The trachea is the continuation of the larynx and commences in the neck below the cricoid cartilage at the level of C6 vertebra, 5 cm above the jugular notch. Entering the thoracic inlet in the mid-line, it passes downwards and backwards behind the manubrium to bifurcate into the two principal or main bronchi on a level just below the lower border of the manubrium. The cricoid cartilage and sternal angle provide easy surface markings for the upper and lower ends of the trachea.

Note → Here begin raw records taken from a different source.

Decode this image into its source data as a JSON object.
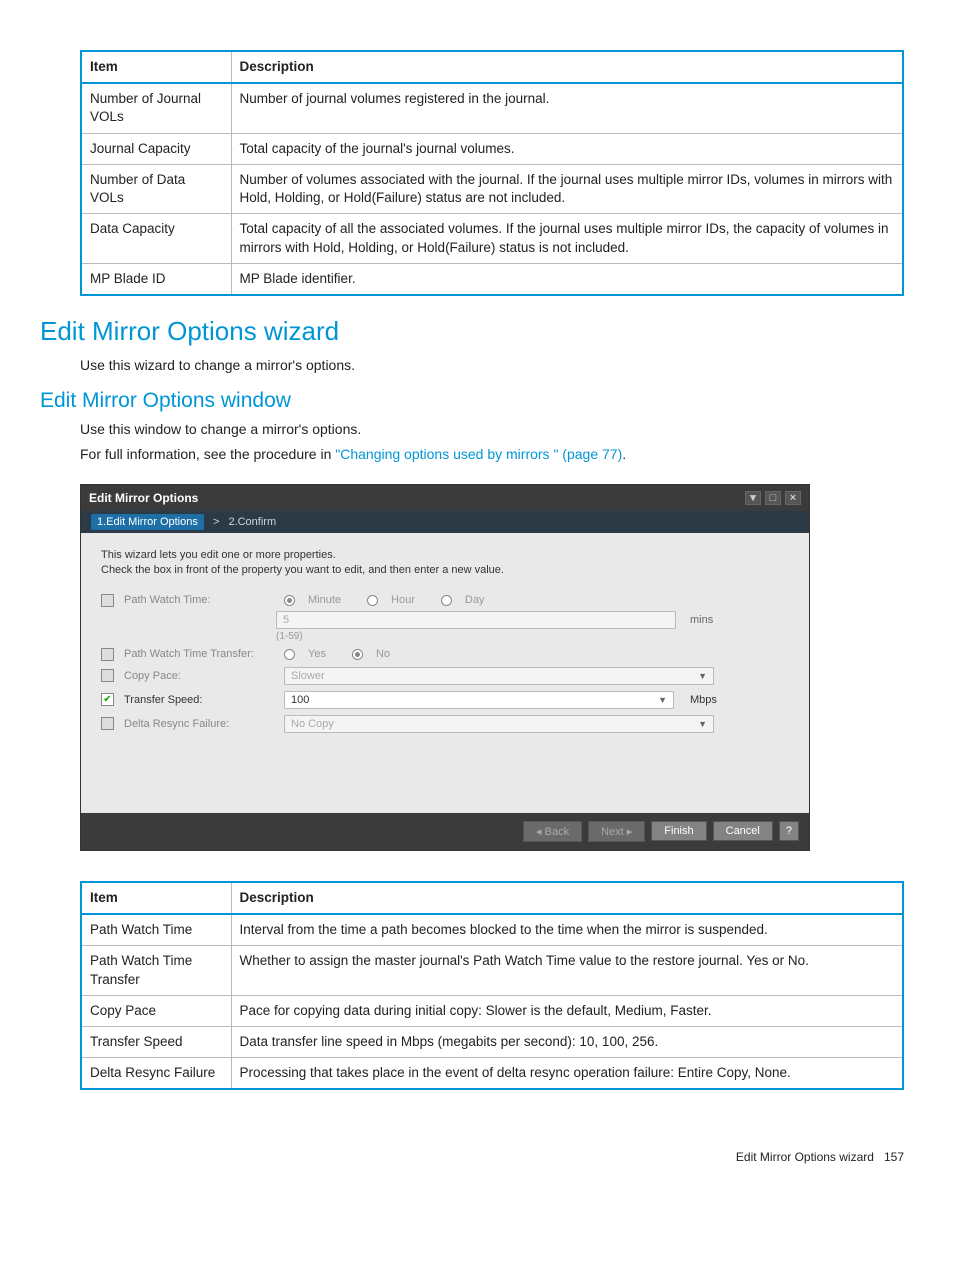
{
  "table1": {
    "headers": [
      "Item",
      "Description"
    ],
    "rows": [
      [
        "Number of Journal VOLs",
        "Number of journal volumes registered in the journal."
      ],
      [
        "Journal Capacity",
        "Total capacity of the journal's journal volumes."
      ],
      [
        "Number of Data VOLs",
        "Number of volumes associated with the journal. If the journal uses multiple mirror IDs, volumes in mirrors with Hold, Holding, or Hold(Failure) status are not included."
      ],
      [
        "Data Capacity",
        "Total capacity of all the associated volumes. If the journal uses multiple mirror IDs, the capacity of volumes in mirrors with Hold, Holding, or Hold(Failure) status is not included."
      ],
      [
        "MP Blade ID",
        "MP Blade identifier."
      ]
    ]
  },
  "section1": {
    "heading": "Edit Mirror Options wizard",
    "para": "Use this wizard to change a mirror's options."
  },
  "section2": {
    "heading": "Edit Mirror Options window",
    "para1": "Use this window to change a mirror's options.",
    "para2_pre": "For full information, see the procedure in ",
    "para2_link": "\"Changing options used by mirrors \" (page 77)",
    "para2_post": "."
  },
  "wizard": {
    "title": "Edit Mirror Options",
    "step1": "1.Edit Mirror Options",
    "stepSep": ">",
    "step2": "2.Confirm",
    "intro1": "This wizard lets you edit one or more properties.",
    "intro2": "Check the box in front of the property you want to edit, and then enter a new value.",
    "rows": {
      "pwt": {
        "label": "Path Watch Time:",
        "r1": "Minute",
        "r2": "Hour",
        "r3": "Day",
        "value": "5",
        "unit": "mins",
        "range": "(1-59)"
      },
      "pwtt": {
        "label": "Path Watch Time Transfer:",
        "r1": "Yes",
        "r2": "No"
      },
      "cp": {
        "label": "Copy Pace:",
        "value": "Slower"
      },
      "ts": {
        "label": "Transfer Speed:",
        "value": "100",
        "unit": "Mbps"
      },
      "drf": {
        "label": "Delta Resync Failure:",
        "value": "No Copy"
      }
    },
    "buttons": {
      "back": "◂ Back",
      "next": "Next ▸",
      "finish": "Finish",
      "cancel": "Cancel",
      "help": "?"
    }
  },
  "table2": {
    "headers": [
      "Item",
      "Description"
    ],
    "rows": [
      [
        "Path Watch Time",
        "Interval from the time a path becomes blocked to the time when the mirror is suspended."
      ],
      [
        "Path Watch Time Transfer",
        "Whether to assign the master journal's Path Watch Time value to the restore journal. Yes or No."
      ],
      [
        "Copy Pace",
        "Pace for copying data during initial copy: Slower is the default, Medium, Faster."
      ],
      [
        "Transfer Speed",
        "Data transfer line speed in Mbps (megabits per second): 10, 100, 256."
      ],
      [
        "Delta Resync Failure",
        "Processing that takes place in the event of delta resync operation failure: Entire Copy, None."
      ]
    ]
  },
  "footer": {
    "text": "Edit Mirror Options wizard",
    "page": "157"
  }
}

The thoracic part runs through the superior mediastinum in front of the esophagus to the upper part of the posterior mediastinum. In front of this part are the manubrium with sternohyoid and sternothyroid attached on each side, the inferior thyroid and left brachiocephalic veins and the remains of the thymus. The brachiocephalic and left common carotid arteries diverge on either side. The right side of the trachea is separated from the lung by the pleura which plasters the vagus nerve against the side of the tracheal wall, and the arch of the azygous vein hooks forwards over the right bronchus. The right brachiocephalic vein and superior vena cava are anterolateral to the trachea. On the left the left common carotid and subclavian arteries prevent the pleura from coming into contact with the trachea as it does on the right, and the arch of the aorta hooks backwards over the left bronchus, with the left recurrent laryngeal nerve passing upwards in the groove between trachea and esophagus.
The pulmonary trunk branches into the right and left pulmonary arteries rather to the left of the tracheal bifurcation, in front of the left bronchus. Here lies the deep part of the cardiac plexus. The right pulmonary artery crosses just below the tracheal bifurcation, and between the two is part of the tracheobronchial group of lymph nodes.
Blood supply of trachea:
Branches from the inferior thyroid and bronchial arteries form anastomotic networks in the tracheal wall. Veins drain to the inferior thyroid plexus.
Lymph drainage of trachea:
Lymphatic channels pass to the posteroinferior group of deep cervical nodes and to paratracheal nodes.
The mucous membrane is supplied by afferent (including pain) fibres from the vagi and recur¬rent laryngeal nerves, which also provide parasympathetic fibres of uncertain function. Sympathetic fibres from upper ganglia of the sympathetic trunks supply the smooth muscle and blood vessels.
The structure of the trachea conforms to functional needs.
- The wall of the trachea is elastic because it must stretch. The trachea is stretched into elongation during swallowing. Elevation of the larynx elevates the upper end; the bifurcation does not move. Elastic recoil of the trachea restores its original length, pulling the larynx down to its rest position. Normally there is no call on sternothyroid to depress the larynx, and swallowing is unimpaired by loss of this muscle. Per contra, pulling down on the bifurcation by sudden descent of the diaphragm, pericardium and aortic arch produces the clinical sign of ‘tracheal tug’.
- The softness of the elastic wall must be strutted open by bars of hyaline cartilage to prevent collapse during inspiration.
- The curved bars (‘rings’) of hyaline cartilage are incomplete so that the diameter may be controlled by the trachealis muscle. Cine-radiography of a cough shows 30% increase in transverse diameter produced by compressed air in the trachea while the vocal cords are shut, but 10% narrowing of the resting diameter at the instant the cords open. Like the choke barrel of a shotgun this greatly increases the explosive force of the blast of compressed air.
- The mucous membrane shares with the other respir¬atory mucous membranes the property of trapping particulate matter in a surface film of mucus. The soiled mucus is beaten upwards to the larynx by the cilia of the surface epithelium. From the larynx it is expelled by coughing (clearing the throat). Serous glands in the mucous membrane humidify the air.
Principal (main) bronchi arise from the trachea as two terminal branches. The right principal bronchus is wider, shorter and more vertical than the left and is about 1 inch long. Before entering the hilum of the right lung, it gives off the superior lobar branch. This means that on the right side, the superior lobar branch does not arise inside the lung tissue but outside it.
The left principal bronchus is narrower, longer and more horizontal as compared to the right principal bronchus. It is about 2 inches long. It passes to the left below the arch of aorta and in front of the esophagus. After entering the left lung, the principal bronchus divides into superior and inferior lobar bronchi.